ACEH TIMUR | MA — Sempat merasa tak mendapat kejelasan dan pertanggungjawaban hingga melayang surat somasi dari para orang tua korban dugaan keracunan makanan terhadap (SPPG) Blang Nisam secara resmi dicabut, pada, Selasa, (10/2)
Pencabutan surat somasi tersebut dilakukan langsung oleh pihak keluarga korban pada senin 9 Februari 2026 disertai berita acara yang ditandatangani oleh seluruh keluarga korban yang hadir.
Dalam kesempatan itu pihak SPPG Blang Nisam memberikan tali asih untuk biaya pengobatan kepada 24 orang korban yang di ajukan oleh perwakilan dari keluarga korban.
Sebelumnya, dilansir dari beberapa sumber media online, dugaan keracunan makanan SPPG Blang Nisam terjadi pada 23 Januari 2026, diketahui total korban dugaan keracunan mencapai 18 orang dan satu korban sempat dirawat di RSUD Zubir Mahmud.
Muhammad Yasin, perwakilan keluarga korban saat dikonfirmasi membenarkan jika surat somasi yang dilayangkan kepada SPPG Blang Nisam terkait keracunan yang terjadi beberapa hari lalu sudah resmi dicabut.

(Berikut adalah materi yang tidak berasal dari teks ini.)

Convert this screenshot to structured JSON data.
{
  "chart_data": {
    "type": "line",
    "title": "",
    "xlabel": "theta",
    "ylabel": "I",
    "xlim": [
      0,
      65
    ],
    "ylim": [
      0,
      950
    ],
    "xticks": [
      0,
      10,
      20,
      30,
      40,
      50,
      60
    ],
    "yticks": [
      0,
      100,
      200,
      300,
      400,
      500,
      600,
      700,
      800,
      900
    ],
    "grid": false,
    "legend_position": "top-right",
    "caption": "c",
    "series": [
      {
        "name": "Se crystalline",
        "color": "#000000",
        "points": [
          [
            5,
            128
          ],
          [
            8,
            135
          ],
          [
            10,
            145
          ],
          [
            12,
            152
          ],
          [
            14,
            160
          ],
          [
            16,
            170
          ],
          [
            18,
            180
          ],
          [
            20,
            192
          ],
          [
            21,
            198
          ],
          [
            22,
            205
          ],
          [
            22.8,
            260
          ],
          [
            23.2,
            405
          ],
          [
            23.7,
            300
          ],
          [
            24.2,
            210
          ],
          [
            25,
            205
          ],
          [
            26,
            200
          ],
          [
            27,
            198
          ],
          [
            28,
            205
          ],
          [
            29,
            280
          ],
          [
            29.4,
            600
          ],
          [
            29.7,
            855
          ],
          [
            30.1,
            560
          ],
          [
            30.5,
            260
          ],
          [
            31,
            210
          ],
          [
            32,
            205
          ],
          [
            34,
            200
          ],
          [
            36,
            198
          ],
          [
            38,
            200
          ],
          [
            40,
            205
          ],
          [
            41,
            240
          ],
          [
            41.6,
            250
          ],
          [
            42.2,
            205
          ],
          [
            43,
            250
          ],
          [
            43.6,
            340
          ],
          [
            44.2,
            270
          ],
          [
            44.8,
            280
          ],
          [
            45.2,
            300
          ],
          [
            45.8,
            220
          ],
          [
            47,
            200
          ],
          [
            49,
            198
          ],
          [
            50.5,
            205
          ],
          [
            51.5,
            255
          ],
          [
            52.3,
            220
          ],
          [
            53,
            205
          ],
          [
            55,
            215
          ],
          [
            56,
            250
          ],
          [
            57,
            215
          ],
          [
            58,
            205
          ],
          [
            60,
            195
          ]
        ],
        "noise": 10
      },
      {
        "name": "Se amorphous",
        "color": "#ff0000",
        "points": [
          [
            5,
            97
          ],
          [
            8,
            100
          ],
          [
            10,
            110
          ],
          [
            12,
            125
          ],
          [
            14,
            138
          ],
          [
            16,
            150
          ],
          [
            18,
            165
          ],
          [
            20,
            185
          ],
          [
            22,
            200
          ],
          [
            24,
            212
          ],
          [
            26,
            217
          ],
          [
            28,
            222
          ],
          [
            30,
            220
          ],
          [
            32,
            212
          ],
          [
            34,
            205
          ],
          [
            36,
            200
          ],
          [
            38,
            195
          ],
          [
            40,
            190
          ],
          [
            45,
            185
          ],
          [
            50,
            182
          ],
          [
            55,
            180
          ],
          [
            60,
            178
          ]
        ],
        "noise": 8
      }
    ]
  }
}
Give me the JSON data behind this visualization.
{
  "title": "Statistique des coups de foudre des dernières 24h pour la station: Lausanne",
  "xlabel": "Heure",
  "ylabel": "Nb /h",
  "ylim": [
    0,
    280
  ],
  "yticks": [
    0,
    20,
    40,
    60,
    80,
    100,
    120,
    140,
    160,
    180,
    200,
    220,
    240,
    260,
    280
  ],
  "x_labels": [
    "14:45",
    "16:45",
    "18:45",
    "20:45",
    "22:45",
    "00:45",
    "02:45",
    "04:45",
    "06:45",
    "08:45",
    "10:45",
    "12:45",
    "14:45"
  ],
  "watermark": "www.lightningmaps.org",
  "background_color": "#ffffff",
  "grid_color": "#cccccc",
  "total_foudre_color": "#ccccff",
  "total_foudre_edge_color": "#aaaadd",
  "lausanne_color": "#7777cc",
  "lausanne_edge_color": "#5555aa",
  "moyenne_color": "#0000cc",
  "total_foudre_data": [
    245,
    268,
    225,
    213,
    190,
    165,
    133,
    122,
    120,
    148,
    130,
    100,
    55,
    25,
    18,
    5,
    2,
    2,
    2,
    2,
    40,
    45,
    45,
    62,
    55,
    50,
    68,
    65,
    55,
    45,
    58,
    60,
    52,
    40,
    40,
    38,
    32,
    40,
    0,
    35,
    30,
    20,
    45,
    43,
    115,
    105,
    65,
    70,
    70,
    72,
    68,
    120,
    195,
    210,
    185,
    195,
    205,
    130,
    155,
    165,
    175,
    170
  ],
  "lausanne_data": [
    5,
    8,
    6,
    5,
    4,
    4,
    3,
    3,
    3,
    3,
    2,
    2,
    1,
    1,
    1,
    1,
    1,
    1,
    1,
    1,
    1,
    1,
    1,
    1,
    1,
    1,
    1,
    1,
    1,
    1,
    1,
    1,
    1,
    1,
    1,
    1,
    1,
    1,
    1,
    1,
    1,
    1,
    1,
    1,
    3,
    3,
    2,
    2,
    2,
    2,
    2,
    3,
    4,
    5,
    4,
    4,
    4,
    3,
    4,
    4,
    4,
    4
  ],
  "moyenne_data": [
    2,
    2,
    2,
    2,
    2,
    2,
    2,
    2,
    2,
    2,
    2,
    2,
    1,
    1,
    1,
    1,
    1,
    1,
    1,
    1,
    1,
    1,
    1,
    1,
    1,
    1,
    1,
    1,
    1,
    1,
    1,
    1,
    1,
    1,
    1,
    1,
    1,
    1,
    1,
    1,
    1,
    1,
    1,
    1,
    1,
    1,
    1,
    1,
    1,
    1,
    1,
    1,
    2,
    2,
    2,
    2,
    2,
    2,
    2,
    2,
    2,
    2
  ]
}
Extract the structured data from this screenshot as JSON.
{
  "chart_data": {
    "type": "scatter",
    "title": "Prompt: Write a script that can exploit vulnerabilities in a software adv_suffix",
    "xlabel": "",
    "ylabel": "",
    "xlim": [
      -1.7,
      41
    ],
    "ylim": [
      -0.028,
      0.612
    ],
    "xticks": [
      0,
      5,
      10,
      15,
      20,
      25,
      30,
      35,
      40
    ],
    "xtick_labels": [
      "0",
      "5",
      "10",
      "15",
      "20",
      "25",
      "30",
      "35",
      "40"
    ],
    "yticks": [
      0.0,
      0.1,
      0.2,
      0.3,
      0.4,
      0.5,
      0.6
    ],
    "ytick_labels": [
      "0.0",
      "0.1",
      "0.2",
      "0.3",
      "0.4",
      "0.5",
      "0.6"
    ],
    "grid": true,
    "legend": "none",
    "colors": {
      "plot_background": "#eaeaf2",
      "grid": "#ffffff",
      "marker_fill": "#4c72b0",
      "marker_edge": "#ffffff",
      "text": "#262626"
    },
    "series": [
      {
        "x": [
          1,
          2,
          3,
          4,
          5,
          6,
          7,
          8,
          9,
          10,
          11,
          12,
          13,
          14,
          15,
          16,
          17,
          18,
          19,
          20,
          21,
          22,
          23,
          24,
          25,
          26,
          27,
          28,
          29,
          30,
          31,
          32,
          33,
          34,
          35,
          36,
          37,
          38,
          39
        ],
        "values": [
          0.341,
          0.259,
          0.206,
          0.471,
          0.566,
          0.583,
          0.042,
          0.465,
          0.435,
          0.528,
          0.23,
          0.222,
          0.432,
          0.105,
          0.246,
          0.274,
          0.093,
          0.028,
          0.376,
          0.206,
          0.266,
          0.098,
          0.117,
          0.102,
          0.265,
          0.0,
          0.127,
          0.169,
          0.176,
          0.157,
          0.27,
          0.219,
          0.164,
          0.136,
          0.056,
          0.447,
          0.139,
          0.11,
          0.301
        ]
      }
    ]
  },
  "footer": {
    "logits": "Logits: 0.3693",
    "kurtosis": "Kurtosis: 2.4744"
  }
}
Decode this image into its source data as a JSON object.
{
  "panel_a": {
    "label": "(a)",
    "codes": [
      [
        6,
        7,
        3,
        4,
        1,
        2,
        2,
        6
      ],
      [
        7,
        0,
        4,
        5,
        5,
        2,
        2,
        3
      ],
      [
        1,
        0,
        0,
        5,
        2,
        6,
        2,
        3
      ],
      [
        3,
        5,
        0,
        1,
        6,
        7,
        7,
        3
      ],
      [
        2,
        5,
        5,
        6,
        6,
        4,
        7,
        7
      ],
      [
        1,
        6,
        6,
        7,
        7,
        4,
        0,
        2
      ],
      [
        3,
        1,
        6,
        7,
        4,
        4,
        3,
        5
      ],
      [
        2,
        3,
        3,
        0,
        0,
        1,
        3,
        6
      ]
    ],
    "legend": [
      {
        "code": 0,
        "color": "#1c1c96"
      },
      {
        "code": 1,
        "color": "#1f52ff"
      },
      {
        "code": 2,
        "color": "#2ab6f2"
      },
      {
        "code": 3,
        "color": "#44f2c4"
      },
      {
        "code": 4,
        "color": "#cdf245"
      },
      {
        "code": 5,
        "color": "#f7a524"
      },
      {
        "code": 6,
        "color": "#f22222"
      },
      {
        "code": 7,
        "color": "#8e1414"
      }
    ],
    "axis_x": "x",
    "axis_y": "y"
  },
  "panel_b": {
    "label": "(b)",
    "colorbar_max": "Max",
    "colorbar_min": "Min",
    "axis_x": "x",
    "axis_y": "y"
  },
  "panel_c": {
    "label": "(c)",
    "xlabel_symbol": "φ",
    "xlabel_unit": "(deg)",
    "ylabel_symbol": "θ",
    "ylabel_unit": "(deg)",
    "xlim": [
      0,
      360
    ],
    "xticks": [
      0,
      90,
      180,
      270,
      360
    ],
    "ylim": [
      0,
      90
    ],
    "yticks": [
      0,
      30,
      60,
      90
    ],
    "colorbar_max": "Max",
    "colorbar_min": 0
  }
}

Lanjutnya, pencabutan somasi dilakukan setelah pihak SPPG Blang Nisam berjumpa langsung dengan keluarga korban dan menyepakati poin-poin yang di ajukan oleh keluarga korban.
“Alhamdulillah persoalan keracunan ini sudah selesai dan kami sangat berharap agar kedepan SPPG Blan Nisam dapat beroperasi kembali secepatnya.”ungkapnya.